Chaos Testing
Chaos testing is a methodology for verifying the resilience of YDB by deliberately injecting failures into a running cluster. The goal is to ensure that YDB correctly survives real-world failures: node losses, network partitions, disk problems, and other abnormal situations. The Nemesis tool is responsible for injecting this chaos.
What Is Tested
Chaos testing verifies cluster behavior under the following types of failures:
Network Failures
- Node network isolation (blocking incoming and outgoing traffic)
- System time skew on nodes
Node Failures
- Forceful termination of cluster node processes
- Stopping and restarting nodes
- Suspending node processes
Tablet Failures
Tablets are the primary computational units of YDB. Resilience is verified by forcefully terminating various tablet types:
- Coordinator — distributed transaction coordinator
- Hive — tablet placement manager
- BSController — distributed storage controller
- SchemeShard — schema manager
- DataShard — data storage tablets
- Mediator — transaction mediator
- PersQueue — message queue tablets
- Other system tablets
Tablet rebalancing between nodes via Hive is also tested.
Disk Failures
- Safely taking a disk out of service on a node
- Cleaning up disks on nodes
Multi-Datacenter Cluster Scenarios
- Stopping all nodes in a single datacenter
- Network isolation of a datacenter
Bridge Mode Cluster Scenarios
Integration with Stress Testing
Chaos testing is typically run in conjunction with stress testing workloads from the ydb/tests/stress directory. This combination ensures that the cluster is tested under load conditions while experiencing various failure scenarios.
How Verification Works
While failures are being injected, the system checks two properties on demand:
- Liveness — the cluster remains available and continues to process requests
- Safety — no signs of data correctness violations or internal system invariant breaches appear in cluster logs and metrics
Failures are injected automatically on a schedule, and check results are aggregated and available for analysis.
The Nemesis Tool
YDB uses the Nemesis tool for chaos testing — a fault injection application located in the YDB repository on GitHub. It is deployed directly on the nodes of the cluster under test and manages fault injection according to a configured schedule.
Warning
Nemesis only works with YDB clusters that were deployed using the ydbd_slice utility.
Installation
Deploy Nemesis to your cluster:
# Single-file config (cluster.yaml contains both hosts and database template)
nemesis install --yaml-config-location /path/to/cluster.yaml
# Two-file config (separate cluster.yaml and databases.yaml)
nemesis install \
--yaml-config-location /path/to/cluster.yaml \
--database-config-location /path/to/databases.yaml
The first host in the cluster configuration becomes the orchestrator; all other hosts become agents. Services are deployed as systemd units and started automatically.
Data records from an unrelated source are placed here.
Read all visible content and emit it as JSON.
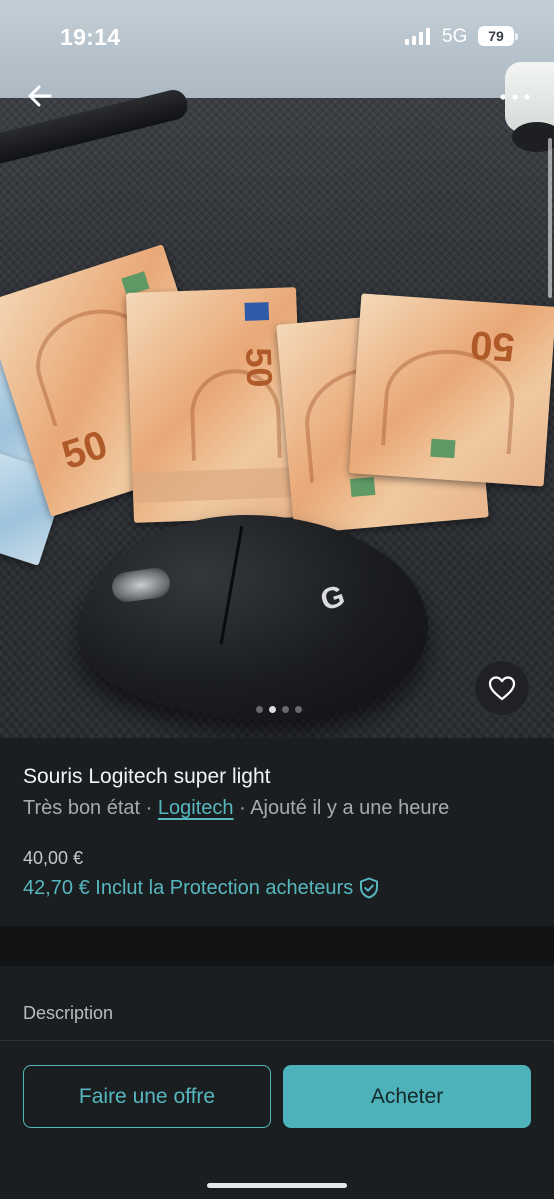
{
  "status_bar": {
    "time": "19:14",
    "network": "5G",
    "battery": "79"
  },
  "photo": {
    "alt": "Souris Logitech noire posée sur des billets de 50 euros",
    "note_values": [
      "50",
      "50",
      "50",
      "50"
    ],
    "gallery_count": 4,
    "gallery_active_index": 1
  },
  "nav": {
    "back_icon": "arrow-left-icon",
    "more_icon": "more-horizontal-icon",
    "favorite_icon": "heart-icon"
  },
  "item": {
    "title": "Souris Logitech super light",
    "condition": "Très bon état",
    "separator": "·",
    "brand": "Logitech",
    "added": "Ajouté il y a une heure",
    "price": "40,00 €",
    "price_with_protection": "42,70 € Inclut la Protection acheteurs",
    "protection_icon": "shield-check-icon"
  },
  "description": {
    "label": "Description"
  },
  "actions": {
    "offer_label": "Faire une offre",
    "buy_label": "Acheter"
  },
  "colors": {
    "accent": "#57b7bf",
    "button_primary": "#4eb2ba",
    "background": "#1b1e20"
  }
}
The primary way to observe a Nemesis run and inspect its results is the web UI served by the orchestrator. Open the URL printed at the end of nemesis install in a browser; by default it is available at:
http://<orchestrator_host>:31434/static/index.html
The UI displays:
- Active faults — currently injected faults and their execution logs, grouped by category (network, node, tablet, disk, datacenter, pile)
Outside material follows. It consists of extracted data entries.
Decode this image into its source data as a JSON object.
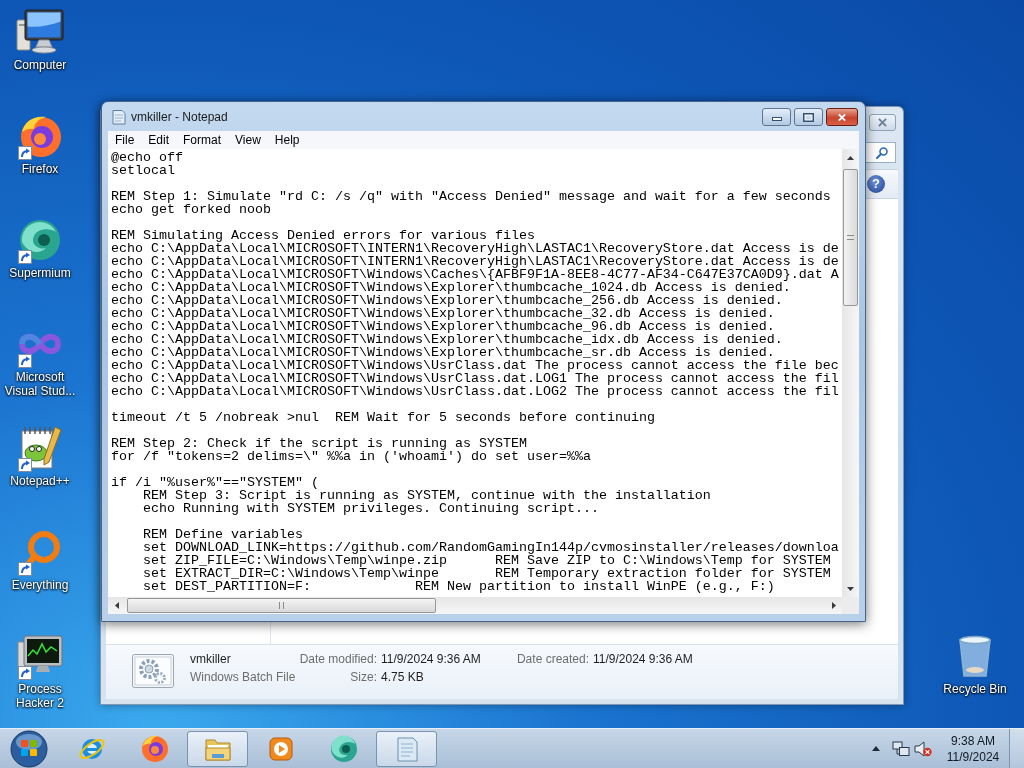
{
  "desktop_icons": [
    {
      "label": "Computer",
      "kind": "computer",
      "shortcut": false
    },
    {
      "label": "Firefox",
      "kind": "firefox",
      "shortcut": true
    },
    {
      "label": "Supermium",
      "kind": "supermium",
      "shortcut": true
    },
    {
      "label": "Microsoft Visual Stud...",
      "kind": "visualstudio",
      "shortcut": true
    },
    {
      "label": "Notepad++",
      "kind": "notepadpp",
      "shortcut": true
    },
    {
      "label": "Everything",
      "kind": "everything",
      "shortcut": true
    },
    {
      "label": "Process Hacker 2",
      "kind": "processhacker",
      "shortcut": true
    }
  ],
  "recycle_bin": {
    "label": "Recycle Bin"
  },
  "explorer": {
    "help_button": "?",
    "details_pane": {
      "name": "vmkiller",
      "type": "Windows Batch File",
      "fields": [
        {
          "label": "Date modified:",
          "value": "11/9/2024 9:36 AM"
        },
        {
          "label": "Size:",
          "value": "4.75 KB"
        },
        {
          "label": "Date created:",
          "value": "11/9/2024 9:36 AM"
        }
      ]
    }
  },
  "notepad": {
    "title": "vmkiller - Notepad",
    "menu": [
      "File",
      "Edit",
      "Format",
      "View",
      "Help"
    ],
    "text_blocks": [
      [
        "@echo off",
        "setlocal"
      ],
      [
        "REM Step 1: Simulate \"rd C: /s /q\" with \"Access Denied\" message and wait for a few seconds",
        "echo get forked noob"
      ],
      [
        "REM Simulating Access Denied errors for various files",
        "echo C:\\AppData\\Local\\MICROSOFT\\INTERN1\\RecoveryHigh\\LASTAC1\\RecoveryStore.dat Access is de",
        "echo C:\\AppData\\Local\\MICROSOFT\\INTERN1\\RecoveryHigh\\LASTAC1\\RecoveryStore.dat Access is de",
        "echo C:\\AppData\\Local\\MICROSOFT\\Windows\\Caches\\{AFBF9F1A-8EE8-4C77-AF34-C647E37CA0D9}.dat A",
        "echo C:\\AppData\\Local\\MICROSOFT\\Windows\\Explorer\\thumbcache_1024.db Access is denied.",
        "echo C:\\AppData\\Local\\MICROSOFT\\Windows\\Explorer\\thumbcache_256.db Access is denied.",
        "echo C:\\AppData\\Local\\MICROSOFT\\Windows\\Explorer\\thumbcache_32.db Access is denied.",
        "echo C:\\AppData\\Local\\MICROSOFT\\Windows\\Explorer\\thumbcache_96.db Access is denied.",
        "echo C:\\AppData\\Local\\MICROSOFT\\Windows\\Explorer\\thumbcache_idx.db Access is denied.",
        "echo C:\\AppData\\Local\\MICROSOFT\\Windows\\Explorer\\thumbcache_sr.db Access is denied.",
        "echo C:\\AppData\\Local\\MICROSOFT\\Windows\\UsrClass.dat The process cannot access the file bec",
        "echo C:\\AppData\\Local\\MICROSOFT\\Windows\\UsrClass.dat.LOG1 The process cannot access the fil",
        "echo C:\\AppData\\Local\\MICROSOFT\\Windows\\UsrClass.dat.LOG2 The process cannot access the fil"
      ],
      [
        "timeout /t 5 /nobreak >nul  REM Wait for 5 seconds before continuing"
      ],
      [
        "REM Step 2: Check if the script is running as SYSTEM",
        "for /f \"tokens=2 delims=\\\" %%a in ('whoami') do set user=%%a"
      ],
      [
        "if /i \"%user%\"==\"SYSTEM\" (",
        "    REM Step 3: Script is running as SYSTEM, continue with the installation",
        "    echo Running with SYSTEM privileges. Continuing script..."
      ],
      [
        "    REM Define variables",
        "    set DOWNLOAD_LINK=https://github.com/RandomGamingIn144p/cvmosinstaller/releases/downloa",
        "    set ZIP_FILE=C:\\Windows\\Temp\\winpe.zip      REM Save ZIP to C:\\Windows\\Temp for SYSTEM",
        "    set EXTRACT_DIR=C:\\Windows\\Temp\\winpe       REM Temporary extraction folder for SYSTEM",
        "    set DEST_PARTITION=F:             REM New partition to install WinPE (e.g., F:)"
      ]
    ]
  },
  "taskbar": {
    "apps": [
      {
        "kind": "ie",
        "running": false
      },
      {
        "kind": "firefox",
        "running": false
      },
      {
        "kind": "explorer",
        "running": true
      },
      {
        "kind": "mediaplayer",
        "running": false
      },
      {
        "kind": "supermium",
        "running": false
      },
      {
        "kind": "notepad",
        "running": true
      }
    ],
    "tray": {
      "volume_muted": true
    },
    "clock": {
      "time": "9:38 AM",
      "date": "11/9/2024"
    }
  }
}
- Schedules — fault types registered for automatic injection, their configured intervals, and the next scheduled run
- Manual controls — buttons to inject individual faults on demand
- Execution history — past fault injections with timestamps and target hosts
- Liveness checks — cluster-wide health checks run by the orchestrator
- Safety checks — violation detectors over the local logs for the last 24 hours
The same data is available via the HTTP API on the orchestrator if you need to scrape it programmatically.
Interpreting Results
A Nemesis run is judged against two properties: liveness and safety. The pass/fail criteria are:
- Pass — throughout the run, all liveness checks report the cluster as healthy and all safety wardens return empty violation lists
- Fail — at least one liveness check reported the cluster as unavailable (cluster did not recover after a fault within the expected window), or at least one safety warden returned a non-empty list of violations (for example, errors or assertions in cluster logs, schemeshard inconsistencies, datashard invariant breaches)
In the UI, healthy checks appear in the violations list; failed checks display the violation messages produced by the corresponding warden.
To investigate a problem, open the failing check in the UI and read the listed violation messages.
For the meaning of individual checks and the exact patterns each warden looks for, see the Nemesis README.
Stopping Services
Stop all Nemesis services on the cluster:
nemesis stop --yaml-config-location /path/to/cluster.yaml
Extending Nemesis
To add a new chaos type (fault) or a new safety/liveness check, see the README. It describes how to implement and register new fault runners, planners, and warden classes.